Bayerische Motoren Werke AG, the world's largest maker of luxury cars, has led gains in US sales for German brands in May on demand for revamped X5 sport-utility vehicles and 3-Series cars.
BMW said that May sales have risen 8.7 percent, while DaimlerChrysler AG's Mercedes Benz unit, Porsche AG, Volkswagen AG and Volkswagen's Audi have also posted increases.
"European car buyers tend to be more immune from gas prices, for example, since this is more the luxury segment," said analyst Rebecca Lindland of Global Insight Inc in Lexington, Massachusetts. "They aren't subject to some of the typical pressures."
The surge by German brands mirrored increases by other auto makers in May, as US sales jumped 5 percent to a 2007 high of 1.56 million vehicles, according to data compiled by Bloomberg News.

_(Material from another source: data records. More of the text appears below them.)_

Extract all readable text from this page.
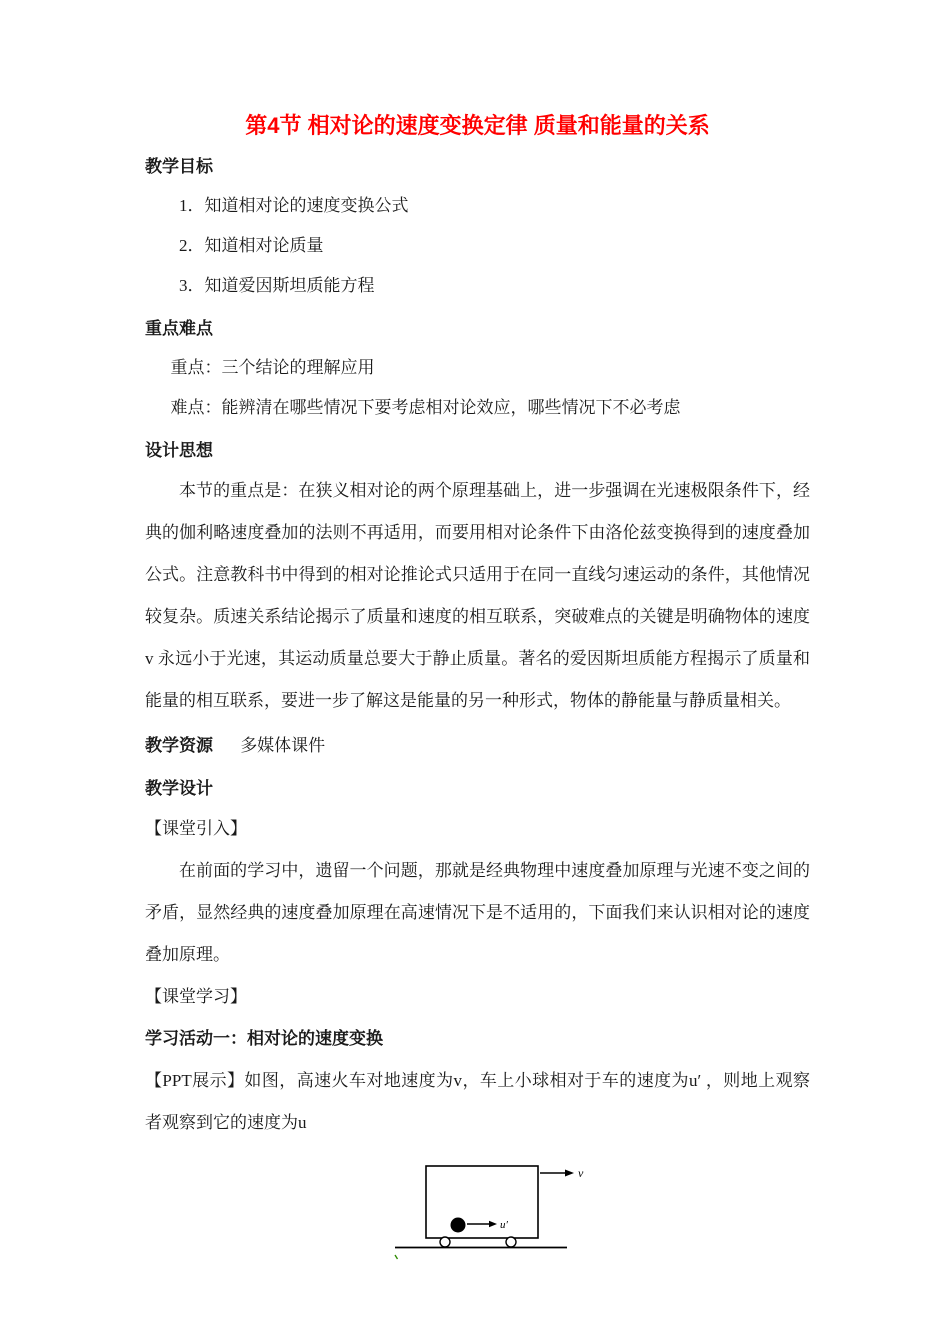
第4节 相对论的速度变换定律 质量和能量的关系
教学目标
1．知道相对论的速度变换公式
2．知道相对论质量
3．知道爱因斯坦质能方程
重点难点
重点：三个结论的理解应用
难点：能辨清在哪些情况下要考虑相对论效应，哪些情况下不必考虑
设计思想

本节的重点是：在狭义相对论的两个原理基础上，进一步强调在光速极限条件下，经典的伽利略速度叠加的法则不再适用，而要用相对论条件下由洛伦兹变换得到的速度叠加公式。注意教科书中得到的相对论推论式只适用于在同一直线匀速运动的条件，其他情况较复杂。质速关系结论揭示了质量和速度的相互联系，突破难点的关键是明确物体的速度v 永远小于光速，其运动质量总要大于静止质量。著名的爱因斯坦质能方程揭示了质量和能量的相互联系，要进一步了解这是能量的另一种形式，物体的静能量与静质量相关。

教学资源 多媒体课件
教学设计
【课堂引入】

在前面的学习中，遗留一个问题，那就是经典物理中速度叠加原理与光速不变之间的矛盾，显然经典的速度叠加原理在高速情况下是不适用的，下面我们来认识相对论的速度叠加原理。

【课堂学习】
学习活动一：相对论的速度变换

【PPT展示】如图，高速火车对地速度为v，车上小球相对于车的速度为u′ ，则地上观察者观察到它的速度为u

u′
v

Sales for the 15 European auto makers in the US market rose 2.7 percent to 105,632 cars and trucks. Their market share slipped 0.1 percentage point to 6.8 percent; Asian auto makers boosted their share by 1.2 points to 41.4 percent.
May was only the second month of gains for US auto sales this year, as rising fuel prices and declining home sales had kept buyers away from showrooms. The average price of a gallon of gasoline hit an all-time high of US$3.23 during May, according to the American Automobile Association.
BMW's US sales increased to 30,819 cars and SUVs from 28,360 a year earlier, the Munich-based company said in a statement.
Sales of BMW-brand vehicles climbed 8.1 percent to 26,689 units, while demand for the company's Mini models increased about 13 percent to 4,130 units. Sales for the X5 SUV jumped 32 percent, and the 3-series cars rose 28 percent. Demand for the 5-, 6-, and 7-Series cars fell.
"Sales of all the new styles for the new 3-Series bodies and the continuing strength of the X5 will continue to drive BMW," Lindland said.
Volkswagen, Europe's largest car maker, said US sales of the namesake brand rose one percent in May.